[Talk-ca] Canadian OSM POI quality
Paul Norman
penorman at mac.com
Mon Jun 9 04:57:15 UTC 2014
I was curious how complete OpenStreetMap shop data was, so decided to
do an analysis for some Canadian chains.
The results were mixed. Starting with a Canada extract, I processed the
data into PostGIS and ran queries against name, brand and franchise for
objects where amenity, office or shop was null. Brands which have recently
changed names (e.g. Zellers/Target) were avoided.
OSM completeness varied from 7% to 81%, with no overwhelming trends. The
four major fast food and restaurants chains considered ranged from 33%
to 51%. Shops opening and closing change the accuracy of these results,
and the accuracy of the external sources for number of shops may be
variable.
Method
======
The geofabrik extract for Canada was imported with osm2pgsql with a
custom .style file containing name, operator, brand, franchise, amenity,
building, office and shop columns. The last four columns caused an object
to be placed in the polygon table. After import, the tables were filtered
to remove rows where there was not an amenity, office, or shop tag.
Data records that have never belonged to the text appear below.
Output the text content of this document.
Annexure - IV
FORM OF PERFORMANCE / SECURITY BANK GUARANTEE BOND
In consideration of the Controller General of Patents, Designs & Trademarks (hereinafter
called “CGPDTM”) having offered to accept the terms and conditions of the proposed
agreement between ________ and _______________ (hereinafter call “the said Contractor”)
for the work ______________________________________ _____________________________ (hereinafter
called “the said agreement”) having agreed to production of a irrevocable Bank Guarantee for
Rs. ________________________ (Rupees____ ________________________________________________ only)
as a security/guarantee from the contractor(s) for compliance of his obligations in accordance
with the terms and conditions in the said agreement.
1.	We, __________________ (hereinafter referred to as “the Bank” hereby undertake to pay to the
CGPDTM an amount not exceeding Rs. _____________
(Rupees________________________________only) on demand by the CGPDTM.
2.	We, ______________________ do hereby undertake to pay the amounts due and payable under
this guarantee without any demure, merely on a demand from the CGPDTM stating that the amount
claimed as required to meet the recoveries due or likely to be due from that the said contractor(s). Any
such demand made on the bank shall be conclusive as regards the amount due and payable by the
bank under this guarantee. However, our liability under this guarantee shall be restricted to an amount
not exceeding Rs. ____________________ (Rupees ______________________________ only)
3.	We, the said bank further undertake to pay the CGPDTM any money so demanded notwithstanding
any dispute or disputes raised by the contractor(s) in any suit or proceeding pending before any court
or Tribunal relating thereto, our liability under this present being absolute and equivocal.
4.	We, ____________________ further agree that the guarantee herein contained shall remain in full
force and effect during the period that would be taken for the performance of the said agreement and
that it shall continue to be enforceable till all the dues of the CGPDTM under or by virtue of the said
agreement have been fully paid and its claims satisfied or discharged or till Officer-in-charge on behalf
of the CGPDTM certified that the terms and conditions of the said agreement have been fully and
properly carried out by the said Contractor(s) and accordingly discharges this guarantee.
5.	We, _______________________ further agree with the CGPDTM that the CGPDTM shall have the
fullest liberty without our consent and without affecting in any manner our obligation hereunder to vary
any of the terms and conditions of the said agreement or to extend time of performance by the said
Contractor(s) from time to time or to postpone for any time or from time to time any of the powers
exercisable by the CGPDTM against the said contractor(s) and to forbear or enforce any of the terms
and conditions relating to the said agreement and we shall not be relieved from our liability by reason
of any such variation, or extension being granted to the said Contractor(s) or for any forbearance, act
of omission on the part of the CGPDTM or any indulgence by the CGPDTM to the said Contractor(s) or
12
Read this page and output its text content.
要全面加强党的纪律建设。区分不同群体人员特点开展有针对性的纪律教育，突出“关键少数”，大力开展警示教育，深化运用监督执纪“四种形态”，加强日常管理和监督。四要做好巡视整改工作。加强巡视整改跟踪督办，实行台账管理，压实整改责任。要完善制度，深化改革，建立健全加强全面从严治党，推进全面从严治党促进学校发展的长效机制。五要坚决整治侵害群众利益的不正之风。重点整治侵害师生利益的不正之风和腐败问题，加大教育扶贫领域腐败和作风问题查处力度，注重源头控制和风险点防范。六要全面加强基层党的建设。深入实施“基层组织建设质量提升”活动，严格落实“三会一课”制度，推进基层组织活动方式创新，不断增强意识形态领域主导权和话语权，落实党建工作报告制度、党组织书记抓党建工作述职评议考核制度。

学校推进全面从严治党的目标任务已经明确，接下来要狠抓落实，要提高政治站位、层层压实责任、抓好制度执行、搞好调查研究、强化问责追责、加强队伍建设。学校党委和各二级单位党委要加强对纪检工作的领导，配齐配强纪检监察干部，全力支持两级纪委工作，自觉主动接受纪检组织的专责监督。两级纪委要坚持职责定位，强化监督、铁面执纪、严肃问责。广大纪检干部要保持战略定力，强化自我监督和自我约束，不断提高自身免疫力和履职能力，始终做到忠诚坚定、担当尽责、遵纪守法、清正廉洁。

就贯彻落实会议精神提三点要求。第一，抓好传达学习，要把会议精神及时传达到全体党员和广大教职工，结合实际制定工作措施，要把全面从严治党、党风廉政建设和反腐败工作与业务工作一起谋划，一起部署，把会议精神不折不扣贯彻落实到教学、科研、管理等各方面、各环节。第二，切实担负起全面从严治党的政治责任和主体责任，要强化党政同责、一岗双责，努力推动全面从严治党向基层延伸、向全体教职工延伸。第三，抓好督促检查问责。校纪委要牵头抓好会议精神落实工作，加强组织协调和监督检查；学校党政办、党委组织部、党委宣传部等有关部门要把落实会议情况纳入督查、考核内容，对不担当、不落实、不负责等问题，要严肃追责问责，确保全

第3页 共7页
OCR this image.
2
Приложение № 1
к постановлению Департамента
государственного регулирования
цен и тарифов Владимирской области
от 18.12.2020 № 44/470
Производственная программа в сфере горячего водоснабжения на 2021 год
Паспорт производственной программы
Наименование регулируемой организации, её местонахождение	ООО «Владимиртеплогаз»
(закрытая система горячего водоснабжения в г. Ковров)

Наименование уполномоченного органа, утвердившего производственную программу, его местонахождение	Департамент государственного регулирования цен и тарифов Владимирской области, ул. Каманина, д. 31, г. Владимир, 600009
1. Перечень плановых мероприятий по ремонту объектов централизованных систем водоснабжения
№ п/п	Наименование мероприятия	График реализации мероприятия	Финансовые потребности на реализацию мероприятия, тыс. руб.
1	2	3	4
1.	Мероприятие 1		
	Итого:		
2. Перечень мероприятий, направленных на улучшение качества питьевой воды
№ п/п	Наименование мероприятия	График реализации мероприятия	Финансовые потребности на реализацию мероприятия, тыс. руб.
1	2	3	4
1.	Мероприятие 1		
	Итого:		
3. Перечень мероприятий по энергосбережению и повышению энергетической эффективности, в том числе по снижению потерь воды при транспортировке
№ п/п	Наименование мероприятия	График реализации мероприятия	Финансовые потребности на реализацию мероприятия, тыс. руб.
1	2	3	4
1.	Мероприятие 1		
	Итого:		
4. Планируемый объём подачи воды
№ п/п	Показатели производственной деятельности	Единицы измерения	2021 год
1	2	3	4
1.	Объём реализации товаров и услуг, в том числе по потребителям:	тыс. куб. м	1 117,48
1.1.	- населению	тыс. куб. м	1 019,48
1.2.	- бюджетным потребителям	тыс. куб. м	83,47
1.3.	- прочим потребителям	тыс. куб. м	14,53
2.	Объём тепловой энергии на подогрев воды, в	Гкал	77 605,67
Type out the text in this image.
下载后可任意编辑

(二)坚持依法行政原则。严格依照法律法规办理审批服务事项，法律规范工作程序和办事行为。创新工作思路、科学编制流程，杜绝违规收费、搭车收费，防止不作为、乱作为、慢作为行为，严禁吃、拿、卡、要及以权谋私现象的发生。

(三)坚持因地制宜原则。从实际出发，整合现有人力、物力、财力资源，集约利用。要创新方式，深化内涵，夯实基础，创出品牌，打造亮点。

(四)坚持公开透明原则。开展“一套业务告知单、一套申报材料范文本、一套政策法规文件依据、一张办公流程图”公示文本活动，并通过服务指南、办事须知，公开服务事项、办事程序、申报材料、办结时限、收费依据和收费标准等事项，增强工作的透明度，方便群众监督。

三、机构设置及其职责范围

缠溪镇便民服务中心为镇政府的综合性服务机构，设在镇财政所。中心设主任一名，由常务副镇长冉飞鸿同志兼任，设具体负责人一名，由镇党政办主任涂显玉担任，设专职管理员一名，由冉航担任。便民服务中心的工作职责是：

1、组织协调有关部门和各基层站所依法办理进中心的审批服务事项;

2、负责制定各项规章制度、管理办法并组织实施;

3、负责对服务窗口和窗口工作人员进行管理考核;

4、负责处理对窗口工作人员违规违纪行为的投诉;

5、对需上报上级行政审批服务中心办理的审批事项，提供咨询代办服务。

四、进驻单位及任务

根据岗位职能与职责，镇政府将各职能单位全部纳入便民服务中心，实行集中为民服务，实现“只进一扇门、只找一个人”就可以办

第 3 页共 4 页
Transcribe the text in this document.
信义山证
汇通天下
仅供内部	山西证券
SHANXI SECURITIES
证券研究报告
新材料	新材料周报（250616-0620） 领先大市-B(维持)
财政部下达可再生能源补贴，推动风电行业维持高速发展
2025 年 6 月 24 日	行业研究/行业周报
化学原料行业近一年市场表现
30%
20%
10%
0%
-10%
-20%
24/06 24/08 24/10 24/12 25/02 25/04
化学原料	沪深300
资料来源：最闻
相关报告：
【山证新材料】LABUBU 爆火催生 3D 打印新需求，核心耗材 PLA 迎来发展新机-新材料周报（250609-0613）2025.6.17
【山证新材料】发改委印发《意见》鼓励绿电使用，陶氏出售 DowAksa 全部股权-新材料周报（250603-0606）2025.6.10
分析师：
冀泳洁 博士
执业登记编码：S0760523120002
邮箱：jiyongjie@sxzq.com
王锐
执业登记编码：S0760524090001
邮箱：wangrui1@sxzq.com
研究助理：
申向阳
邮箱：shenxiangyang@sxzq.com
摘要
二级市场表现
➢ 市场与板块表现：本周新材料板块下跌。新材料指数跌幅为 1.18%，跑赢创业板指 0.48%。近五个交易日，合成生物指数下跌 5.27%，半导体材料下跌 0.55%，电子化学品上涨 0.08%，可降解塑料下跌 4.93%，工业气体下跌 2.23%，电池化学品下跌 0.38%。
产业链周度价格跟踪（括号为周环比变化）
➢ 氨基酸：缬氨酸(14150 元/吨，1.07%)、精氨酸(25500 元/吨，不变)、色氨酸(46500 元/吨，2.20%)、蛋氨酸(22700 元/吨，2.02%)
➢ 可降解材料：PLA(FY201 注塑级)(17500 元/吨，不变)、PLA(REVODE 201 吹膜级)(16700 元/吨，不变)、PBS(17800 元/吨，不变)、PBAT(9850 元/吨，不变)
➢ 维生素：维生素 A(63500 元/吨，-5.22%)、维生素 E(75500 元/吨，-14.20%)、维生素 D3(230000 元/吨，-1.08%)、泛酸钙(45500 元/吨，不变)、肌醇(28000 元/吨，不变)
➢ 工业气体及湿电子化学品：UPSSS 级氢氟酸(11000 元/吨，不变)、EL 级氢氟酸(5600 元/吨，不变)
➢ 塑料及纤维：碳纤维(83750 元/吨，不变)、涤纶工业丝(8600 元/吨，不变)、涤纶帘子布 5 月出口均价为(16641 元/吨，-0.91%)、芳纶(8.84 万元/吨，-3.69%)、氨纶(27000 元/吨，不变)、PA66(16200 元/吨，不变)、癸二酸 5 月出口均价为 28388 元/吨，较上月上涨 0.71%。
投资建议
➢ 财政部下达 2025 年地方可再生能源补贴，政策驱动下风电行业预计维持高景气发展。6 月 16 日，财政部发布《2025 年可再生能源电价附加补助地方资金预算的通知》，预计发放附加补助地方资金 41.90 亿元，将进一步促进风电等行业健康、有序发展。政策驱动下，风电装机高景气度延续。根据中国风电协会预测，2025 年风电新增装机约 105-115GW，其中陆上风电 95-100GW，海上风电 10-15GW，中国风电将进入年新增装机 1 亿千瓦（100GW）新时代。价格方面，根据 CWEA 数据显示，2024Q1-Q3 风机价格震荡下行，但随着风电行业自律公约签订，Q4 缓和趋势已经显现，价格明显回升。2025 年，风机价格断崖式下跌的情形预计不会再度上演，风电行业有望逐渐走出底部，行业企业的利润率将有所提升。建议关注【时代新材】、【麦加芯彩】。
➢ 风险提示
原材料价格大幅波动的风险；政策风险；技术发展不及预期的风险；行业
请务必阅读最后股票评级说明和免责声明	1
Appropriate indexes were added. A view was created combining the two
tables and giving lower-case versions of the name, operator, brand and
franchise tags.
Queries of the following form were run
SELECT COUNT(*) FROM shops
WHERE lname LIKE :'name' OR lbrand LIKE :'name'
OR lfranchise LIKE :'name';
:'name' was substituted in by psql for what I was searching for. For
example, 'mcdonald%' for McDonald's. The queries used were intended to
catch all possible shops even if it resulted in false positives. Brand
selection was not done in any systematic manner.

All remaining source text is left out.